In all these various types of science and mathematics I highlighted above, Xhosa was used by the Xhosas for it, and other nations used their own languages for it. There was never a lack or hindrance due to lack of English and Afrikaans. Those languages were not known at all back then. Therefore, science and mathematics exist in every single language. For us to be studying these in English and Afrikaans is the will of government. The English government taught in English during its times, the Afrikaans government brought in Afrikaans once they came to power. Now, with the existing government today, there should be a push to use [black] people’s languages. The government chooses the language for science as well as governance, not that the other languages cannot be used. It is a choice.
Once the Afrikaners took over from the English, they made a concerted effort at translating existing official forms, documents and books. They even started to write in different genres of Afrikaans, thus making Afrikaans an official language for reading and studying. Nothing else was done, and as such this can be done by any other nation with any language. What is needed is government support to ensure that we can translate into Xhosa any documents and books needed in education. And that must be followed by Xhosas writing in Xhosa in these various fields. This is the only thing that needs to be done to ensure that Xhosa can be used as a language to read and study with, even in economics broadly, so that we can get over these misconceptions that the language cannot be used for such fields.
There are already pioneers that are writing about languages and the sciences. They are writing in Xhosa. We have graduates at Masters level who have written their dissertations in Xhosa. In 2017, we saw the very first graduate who had written his PhD doctorate in Xhosa at Rhodes University. And even in 2018, we got another PhD doctorate, written in Xhosa, from the University of Fort Hare.

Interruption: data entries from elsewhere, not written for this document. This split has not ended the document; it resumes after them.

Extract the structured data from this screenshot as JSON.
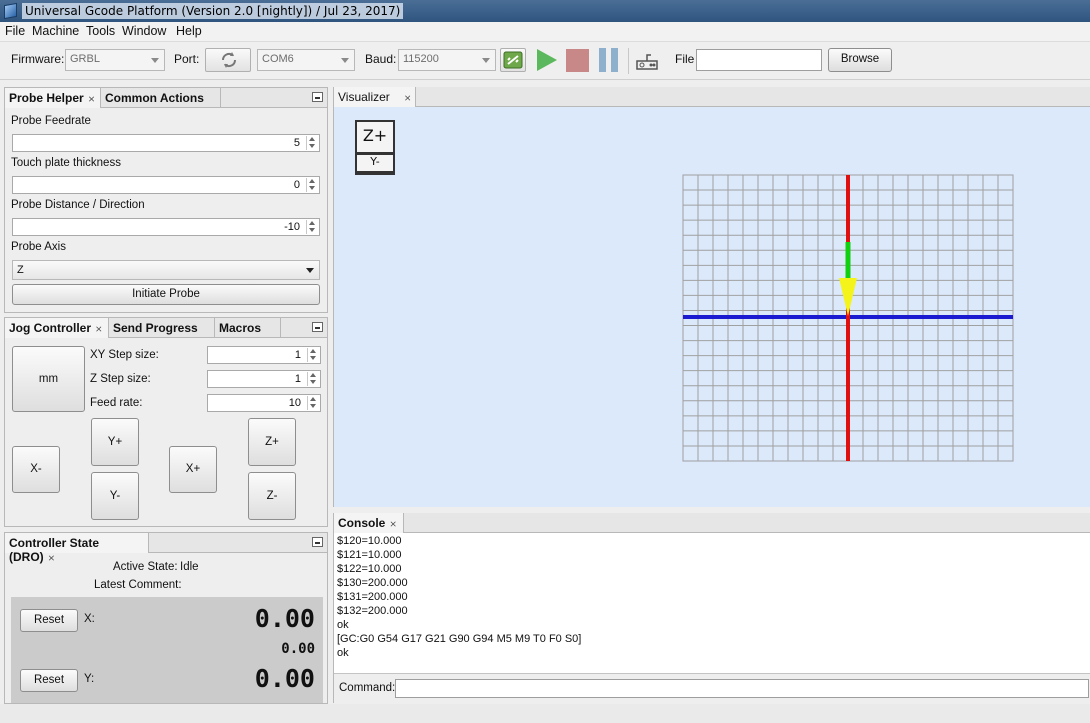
{
  "window": {
    "title": "Universal Gcode Platform (Version 2.0 [nightly])  / Jul 23, 2017)"
  },
  "menu": [
    "File",
    "Machine",
    "Tools",
    "Window",
    "Help"
  ],
  "toolbar": {
    "firmware_label": "Firmware:",
    "firmware_value": "GRBL",
    "port_label": "Port:",
    "port_value": "COM6",
    "baud_label": "Baud:",
    "baud_value": "115200",
    "file_label": "File",
    "file_value": "",
    "browse_label": "Browse",
    "colors": {
      "play": "#5cb85c",
      "stop": "#c98888",
      "pause": "#8fb0cc"
    }
  },
  "probe": {
    "tabs": [
      "Probe Helper",
      "Common Actions"
    ],
    "feedrate_label": "Probe Feedrate",
    "feedrate_value": "5",
    "thickness_label": "Touch plate thickness",
    "thickness_value": "0",
    "distance_label": "Probe Distance / Direction",
    "distance_value": "-10",
    "axis_label": "Probe Axis",
    "axis_value": "Z",
    "initiate_label": "Initiate Probe"
  },
  "jog": {
    "tabs": [
      "Jog Controller",
      "Send Progress",
      "Macros"
    ],
    "unit_label": "mm",
    "xy_label": "XY Step size:",
    "xy_value": "1",
    "z_label": "Z Step size:",
    "z_value": "1",
    "feed_label": "Feed rate:",
    "feed_value": "10",
    "buttons": {
      "xminus": "X-",
      "yplus": "Y+",
      "yminus": "Y-",
      "xplus": "X+",
      "zplus": "Z+",
      "zminus": "Z-"
    }
  },
  "dro": {
    "title": "Controller State (DRO)",
    "state_label": "Active State:",
    "state_value": "Idle",
    "comment_label": "Latest Comment:",
    "reset_label": "Reset",
    "x_label": "X:",
    "x_work": "0.00",
    "x_machine": "0.00",
    "y_label": "Y:",
    "y_work": "0.00"
  },
  "visualizer": {
    "tab": "Visualizer",
    "cube_top": "Z+",
    "cube_front": "Y-",
    "colors": {
      "background": "#dbe9fb",
      "x_axis": "#1a1ad0",
      "y_axis": "#e01010",
      "z_axis": "#10d010",
      "tool": "#f4f41a"
    }
  },
  "console": {
    "tab": "Console",
    "lines": [
      "$120=10.000",
      "$121=10.000",
      "$122=10.000",
      "$130=200.000",
      "$131=200.000",
      "$132=200.000",
      "ok",
      "[GC:G0 G54 G17 G21 G90 G94 M5 M9 T0 F0 S0]",
      "ok"
    ],
    "command_label": "Command:",
    "command_value": ""
  }
}
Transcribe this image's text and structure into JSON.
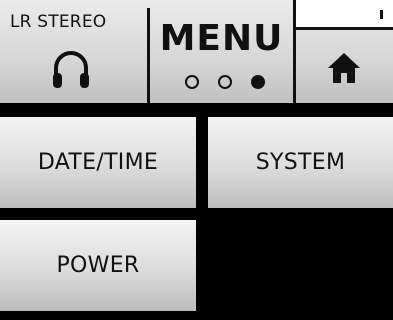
{
  "header": {
    "monitor_label": "LR STEREO",
    "monitor_icon": "headphone-icon",
    "title": "MENU",
    "page_dots": {
      "total": 3,
      "active": 3
    },
    "home_icon": "home-icon"
  },
  "buttons": {
    "date_time": "DATE/TIME",
    "system": "SYSTEM",
    "power": "POWER"
  },
  "colors": {
    "background": "#000000",
    "button_light": "#f4f4f4",
    "button_dark": "#bdbdbd",
    "text": "#111111"
  }
}
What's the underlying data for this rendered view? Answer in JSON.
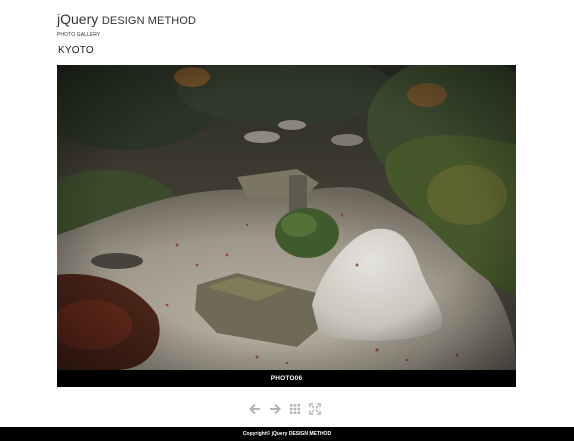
{
  "header": {
    "brand_script": "jQuery",
    "brand_rest": "DESIGN METHOD",
    "subtitle": "PHOTO GALLERY"
  },
  "gallery": {
    "album_title": "KYOTO",
    "current_photo": {
      "caption": "PHOTO06",
      "alt": "PHOTO06"
    }
  },
  "controls": {
    "icons": [
      "arrow-left-icon",
      "arrow-right-icon",
      "grid-icon",
      "fullscreen-icon"
    ],
    "icon_color": "#b3b3b3"
  },
  "footer": {
    "copyright": "Copyright© jQuery DESIGN METHOD"
  },
  "colors": {
    "background": "#ffffff",
    "bar": "#000000",
    "text": "#333333"
  }
}
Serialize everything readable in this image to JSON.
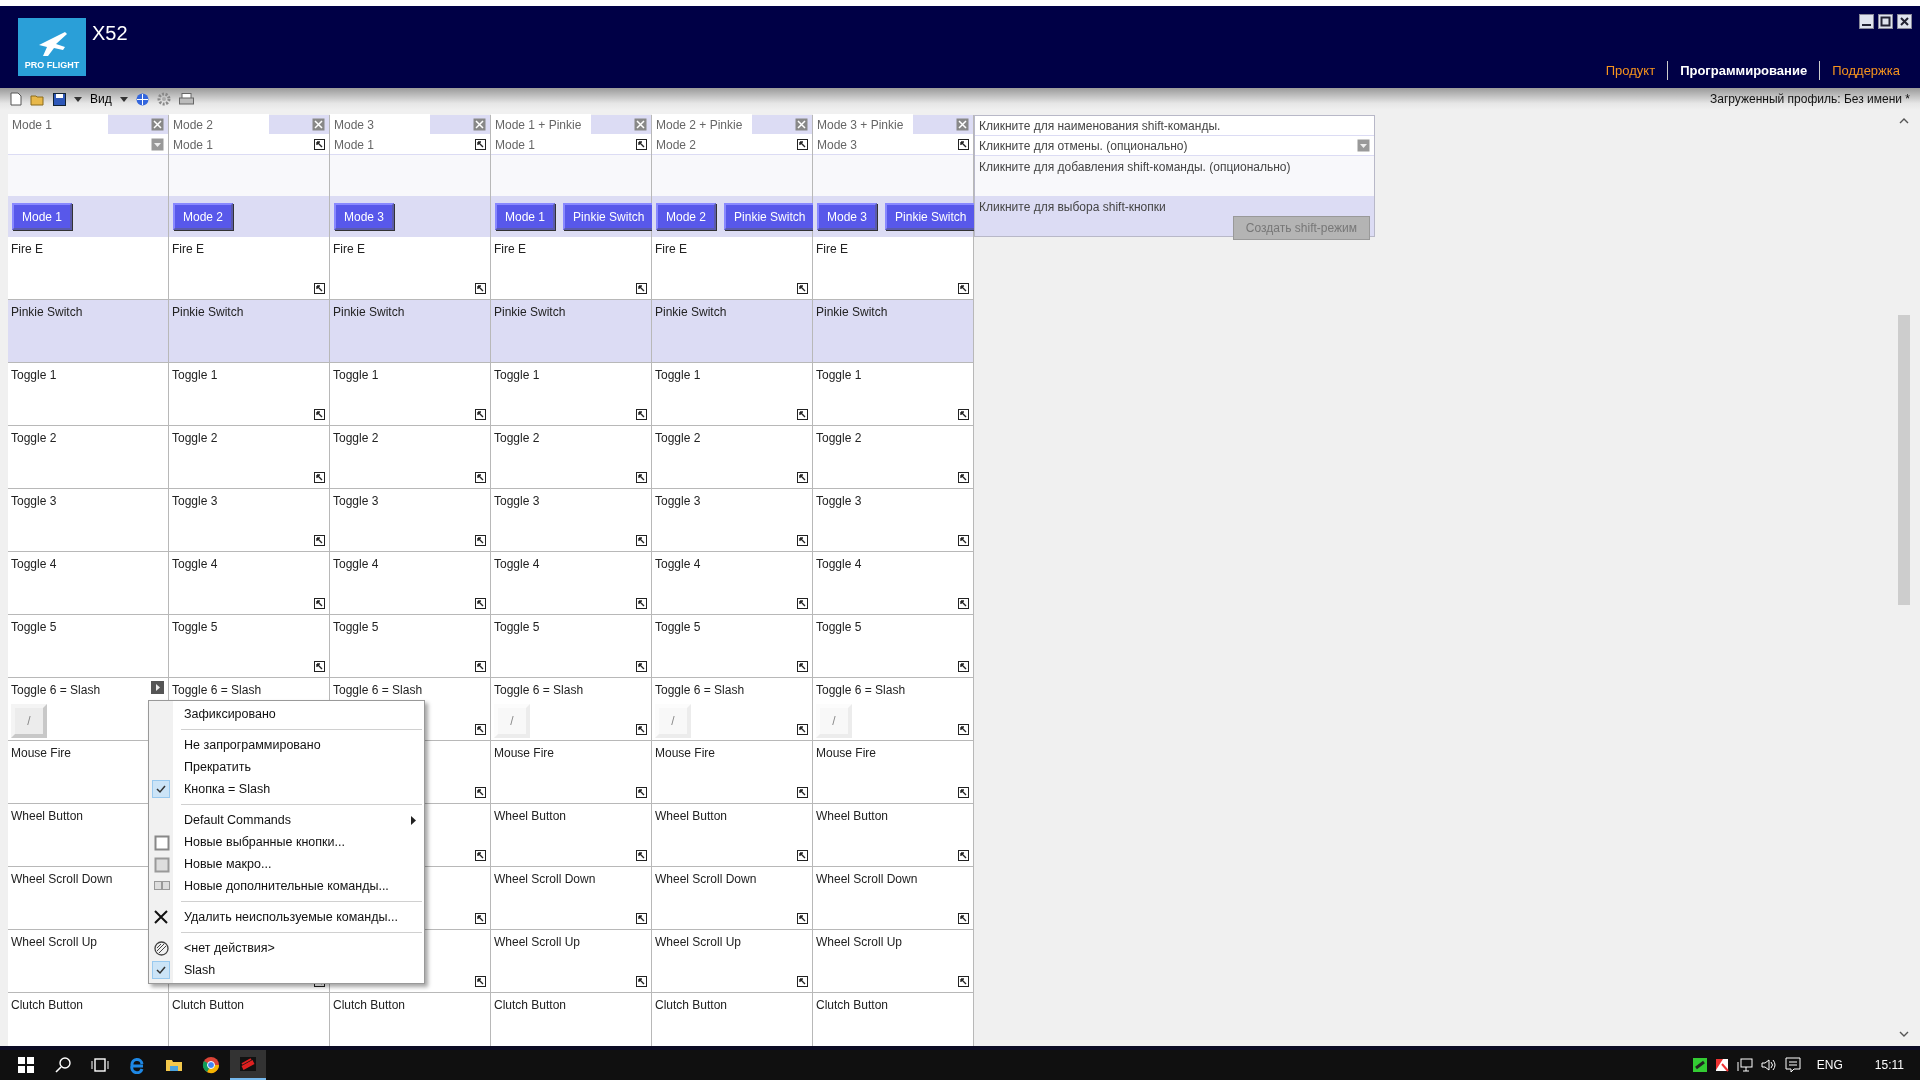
{
  "app": {
    "title": "X52",
    "logo_text": "PRO FLIGHT"
  },
  "nav": [
    {
      "label": "Продукт",
      "selected": false
    },
    {
      "label": "Программирование",
      "selected": true
    },
    {
      "label": "Поддержка",
      "selected": false
    }
  ],
  "toolbar": {
    "view_label": "Вид",
    "profile": "Загруженный профиль: Без имени *"
  },
  "columns": [
    {
      "name": "Mode 1",
      "kind": "dropdown",
      "buttons": [
        "Mode 1"
      ]
    },
    {
      "name": "Mode 2",
      "source": "Mode 1",
      "kind": "link",
      "buttons": [
        "Mode 2"
      ]
    },
    {
      "name": "Mode 3",
      "source": "Mode 1",
      "kind": "link",
      "buttons": [
        "Mode 3"
      ]
    },
    {
      "name": "Mode 1 + Pinkie",
      "source": "Mode 1",
      "kind": "link",
      "buttons": [
        "Mode 1",
        "Pinkie Switch"
      ]
    },
    {
      "name": "Mode 2 + Pinkie",
      "source": "Mode 2",
      "kind": "link",
      "buttons": [
        "Mode 2",
        "Pinkie Switch"
      ]
    },
    {
      "name": "Mode 3 + Pinkie",
      "source": "Mode 3",
      "kind": "link",
      "buttons": [
        "Mode 3",
        "Pinkie Switch"
      ]
    }
  ],
  "shift_panel": {
    "name_hint": "Кликните для наименования shift-команды.",
    "cancel_hint": "Кликните для отмены. (опционально)",
    "add_hint": "Кликните для добавления shift-команды. (опционально)",
    "button_hint": "Кликните для выбора shift-кнопки",
    "create_button": "Создать shift-режим",
    "create_disabled": true
  },
  "rows": [
    {
      "shaded": false,
      "cells": [
        {
          "label": "Fire E",
          "linked": false
        },
        {
          "label": "Fire E",
          "linked": true
        },
        {
          "label": "Fire E",
          "linked": true
        },
        {
          "label": "Fire E",
          "linked": true
        },
        {
          "label": "Fire E",
          "linked": true
        },
        {
          "label": "Fire E",
          "linked": true
        }
      ]
    },
    {
      "shaded": true,
      "cells": [
        {
          "label": "Pinkie Switch",
          "linked": false
        },
        {
          "label": "Pinkie Switch",
          "linked": false
        },
        {
          "label": "Pinkie Switch",
          "linked": false
        },
        {
          "label": "Pinkie Switch",
          "linked": false
        },
        {
          "label": "Pinkie Switch",
          "linked": false
        },
        {
          "label": "Pinkie Switch",
          "linked": false
        }
      ]
    },
    {
      "shaded": false,
      "cells": [
        {
          "label": "Toggle 1",
          "linked": false
        },
        {
          "label": "Toggle 1",
          "linked": true
        },
        {
          "label": "Toggle 1",
          "linked": true
        },
        {
          "label": "Toggle 1",
          "linked": true
        },
        {
          "label": "Toggle 1",
          "linked": true
        },
        {
          "label": "Toggle 1",
          "linked": true
        }
      ]
    },
    {
      "shaded": false,
      "cells": [
        {
          "label": "Toggle 2",
          "linked": false
        },
        {
          "label": "Toggle 2",
          "linked": true
        },
        {
          "label": "Toggle 2",
          "linked": true
        },
        {
          "label": "Toggle 2",
          "linked": true
        },
        {
          "label": "Toggle 2",
          "linked": true
        },
        {
          "label": "Toggle 2",
          "linked": true
        }
      ]
    },
    {
      "shaded": false,
      "cells": [
        {
          "label": "Toggle 3",
          "linked": false
        },
        {
          "label": "Toggle 3",
          "linked": true
        },
        {
          "label": "Toggle 3",
          "linked": true
        },
        {
          "label": "Toggle 3",
          "linked": true
        },
        {
          "label": "Toggle 3",
          "linked": true
        },
        {
          "label": "Toggle 3",
          "linked": true
        }
      ]
    },
    {
      "shaded": false,
      "cells": [
        {
          "label": "Toggle 4",
          "linked": false
        },
        {
          "label": "Toggle 4",
          "linked": true
        },
        {
          "label": "Toggle 4",
          "linked": true
        },
        {
          "label": "Toggle 4",
          "linked": true
        },
        {
          "label": "Toggle 4",
          "linked": true
        },
        {
          "label": "Toggle 4",
          "linked": true
        }
      ]
    },
    {
      "shaded": false,
      "cells": [
        {
          "label": "Toggle 5",
          "linked": false
        },
        {
          "label": "Toggle 5",
          "linked": true
        },
        {
          "label": "Toggle 5",
          "linked": true
        },
        {
          "label": "Toggle 5",
          "linked": true
        },
        {
          "label": "Toggle 5",
          "linked": true
        },
        {
          "label": "Toggle 5",
          "linked": true
        }
      ]
    },
    {
      "shaded": false,
      "cells": [
        {
          "label": "Toggle 6 = Slash",
          "linked": false,
          "key": "/",
          "key_active": true,
          "menu_open": true
        },
        {
          "label": "Toggle 6 = Slash",
          "menu_open": false
        },
        {
          "label": "Toggle 6 = Slash",
          "linked": true,
          "menu_open": false
        },
        {
          "label": "Toggle 6 = Slash",
          "linked": true,
          "key": "/",
          "key_active": false,
          "menu_open": false
        },
        {
          "label": "Toggle 6 = Slash",
          "linked": true,
          "key": "/",
          "key_active": false,
          "menu_open": false
        },
        {
          "label": "Toggle 6 = Slash",
          "linked": true,
          "key": "/",
          "key_active": false,
          "menu_open": false
        }
      ]
    },
    {
      "shaded": false,
      "cells": [
        {
          "label": "Mouse Fire"
        },
        {},
        {
          "linked": true
        },
        {
          "label": "Mouse Fire",
          "linked": true
        },
        {
          "label": "Mouse Fire",
          "linked": true
        },
        {
          "label": "Mouse Fire",
          "linked": true
        }
      ]
    },
    {
      "shaded": false,
      "cells": [
        {
          "label": "Wheel Button"
        },
        {},
        {
          "linked": true
        },
        {
          "label": "Wheel Button",
          "linked": true
        },
        {
          "label": "Wheel Button",
          "linked": true
        },
        {
          "label": "Wheel Button",
          "linked": true
        }
      ]
    },
    {
      "shaded": false,
      "cells": [
        {
          "label": "Wheel Scroll Down"
        },
        {},
        {
          "linked": true
        },
        {
          "label": "Wheel Scroll Down",
          "linked": true
        },
        {
          "label": "Wheel Scroll Down",
          "linked": true
        },
        {
          "label": "Wheel Scroll Down",
          "linked": true
        }
      ]
    },
    {
      "shaded": false,
      "cells": [
        {
          "label": "Wheel Scroll Up",
          "linked": false
        },
        {
          "linked": true
        },
        {
          "linked": true
        },
        {
          "label": "Wheel Scroll Up",
          "linked": true
        },
        {
          "label": "Wheel Scroll Up",
          "linked": true
        },
        {
          "label": "Wheel Scroll Up",
          "linked": true
        }
      ]
    },
    {
      "shaded": false,
      "cells": [
        {
          "label": "Clutch Button",
          "linked": false
        },
        {
          "label": "Clutch Button",
          "linked": false
        },
        {
          "label": "Clutch Button",
          "linked": false
        },
        {
          "label": "Clutch Button",
          "linked": false
        },
        {
          "label": "Clutch Button",
          "linked": false
        },
        {
          "label": "Clutch Button",
          "linked": false
        }
      ]
    }
  ],
  "context_menu": [
    {
      "kind": "text",
      "label": "Зафиксировано",
      "checked": false
    },
    {
      "kind": "separator"
    },
    {
      "kind": "text",
      "label": "Не запрограммировано",
      "checked": false
    },
    {
      "kind": "text",
      "label": "Прекратить",
      "checked": false
    },
    {
      "kind": "text",
      "label": "Кнопка = Slash",
      "checked": true
    },
    {
      "kind": "separator"
    },
    {
      "kind": "submenu",
      "label": "Default Commands",
      "checked": false
    },
    {
      "kind": "new-buttons",
      "label": "Новые выбранные кнопки...",
      "checked": false
    },
    {
      "kind": "new-macro",
      "label": "Новые макро...",
      "checked": false
    },
    {
      "kind": "new-advanced",
      "label": "Новые дополнительные команды...",
      "checked": false
    },
    {
      "kind": "separator"
    },
    {
      "kind": "delete",
      "label": "Удалить неиспользуемые команды...",
      "checked": false
    },
    {
      "kind": "separator"
    },
    {
      "kind": "no-action",
      "label": "<нет  действия>",
      "checked": false
    },
    {
      "kind": "text",
      "label": "Slash",
      "checked": true
    }
  ],
  "taskbar": {
    "language": "ENG",
    "time": "15:11"
  }
}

I am also currently reading towards my PhD at the University of the Western Cape, in Xhosa. Such endeavours clearly show that the mist is clearing from the eyes of Xhosas and they are beginning to trust their language as a language of economics broadly. If all of these endeavours emerge from Xhosas themselves, without state assistance, then this is even more encouraging. What is desirable, above what we see now, is for other vocations to start publishing their work – in their respective fields – using Xhosa; so that we can see Xhosa Physicists writing Physics research papers in Xhosa!
Another thing that must be acknowledged is that the vocabulary of science and mathematics is not majority-based in English. It is a combination of languages from which these various sciences emerge. Science and mathematics are named in the languages in which they originated from, not English, and those words are used as they are in other languages as well. That is why you cannot find science terms in most ordinary dictionaries; you will find them in science dictionaries. Xhosa, therefore, like any other language, is a language of the sciences.